Scioto madtom
- Conservation status: Extinct (2013) (IUCN 3.1)

Scientific classification
- Kingdom: Animalia
- Phylum: Chordata
- Class: Actinopterygii
- Order: Siluriformes
- Family: Ictaluridae
- Genus: Noturus
- Species: †N. trautmani
- Binomial name: †Noturus trautmani W. R. Taylor, 1969

= Scioto madtom =

- Authority: W. R. Taylor, 1969
- Conservation status: EX

Extinct species of fish

The Scioto madtom (Noturus trautmani) was a species of fish in the family Ictaluridae. It is listed as extinct by the International Union for Conservation of Nature, which notes that it has likely been entirely or functionally extinct since 1957 given the lack of records since that year.

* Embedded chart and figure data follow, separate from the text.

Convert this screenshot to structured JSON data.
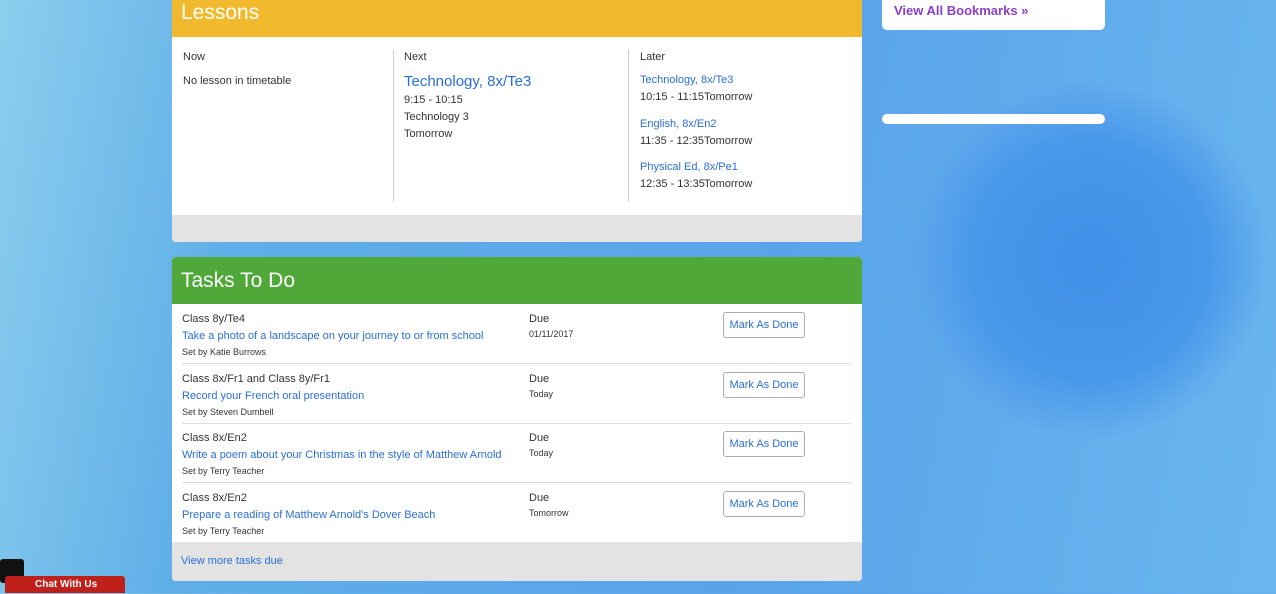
{
  "lessons": {
    "title": "Lessons",
    "now": {
      "label": "Now",
      "text": "No lesson in timetable"
    },
    "next": {
      "label": "Next",
      "title": "Technology, 8x/Te3",
      "time": "9:15 - 10:15",
      "room": "Technology 3",
      "day": "Tomorrow"
    },
    "later": {
      "label": "Later",
      "items": [
        {
          "title": "Technology, 8x/Te3",
          "time": "10:15 - 11:15",
          "day": "Tomorrow"
        },
        {
          "title": "English, 8x/En2",
          "time": "11:35 - 12:35",
          "day": "Tomorrow"
        },
        {
          "title": "Physical Ed, 8x/Pe1",
          "time": "12:35 - 13:35",
          "day": "Tomorrow"
        }
      ]
    }
  },
  "tasks": {
    "title": "Tasks To Do",
    "items": [
      {
        "class": "Class 8y/Te4",
        "task": "Take a photo of a landscape on your journey to or from school",
        "set_by": "Set by Katie Burrows",
        "due_label": "Due",
        "due": "01/11/2017",
        "button": "Mark As Done"
      },
      {
        "class": "Class 8x/Fr1 and Class 8y/Fr1",
        "task": "Record your French oral presentation",
        "set_by": "Set by Steven Dumbell",
        "due_label": "Due",
        "due": "Today",
        "button": "Mark As Done"
      },
      {
        "class": "Class 8x/En2",
        "task": "Write a poem about your Christmas in the style of Matthew Arnold",
        "set_by": "Set by Terry Teacher",
        "due_label": "Due",
        "due": "Today",
        "button": "Mark As Done"
      },
      {
        "class": "Class 8x/En2",
        "task": "Prepare a reading of Matthew Arnold's Dover Beach",
        "set_by": "Set by Terry Teacher",
        "due_label": "Due",
        "due": "Tomorrow",
        "button": "Mark As Done"
      }
    ],
    "more": "View more tasks due"
  },
  "sidebar": {
    "bookmarks_link": "View All Bookmarks »"
  },
  "chat": {
    "label": "Chat With Us"
  }
}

This fish was endemic to Ohio in the United States. Only one population was ever known; it was located in Big Darby Creek, a tributary of the Scioto River. Eighteen specimens were collected, all at one riffle in this creek, an area called Trautman's Riffle. It has not been seen since 1957.

It was proposed for removal from the list of endangered species by the U.S. Fish & Wildlife Service on September 30, 2021. It was removed on October 16, 2023, in accordance with the Endangered Species Act due to it being declared extinct.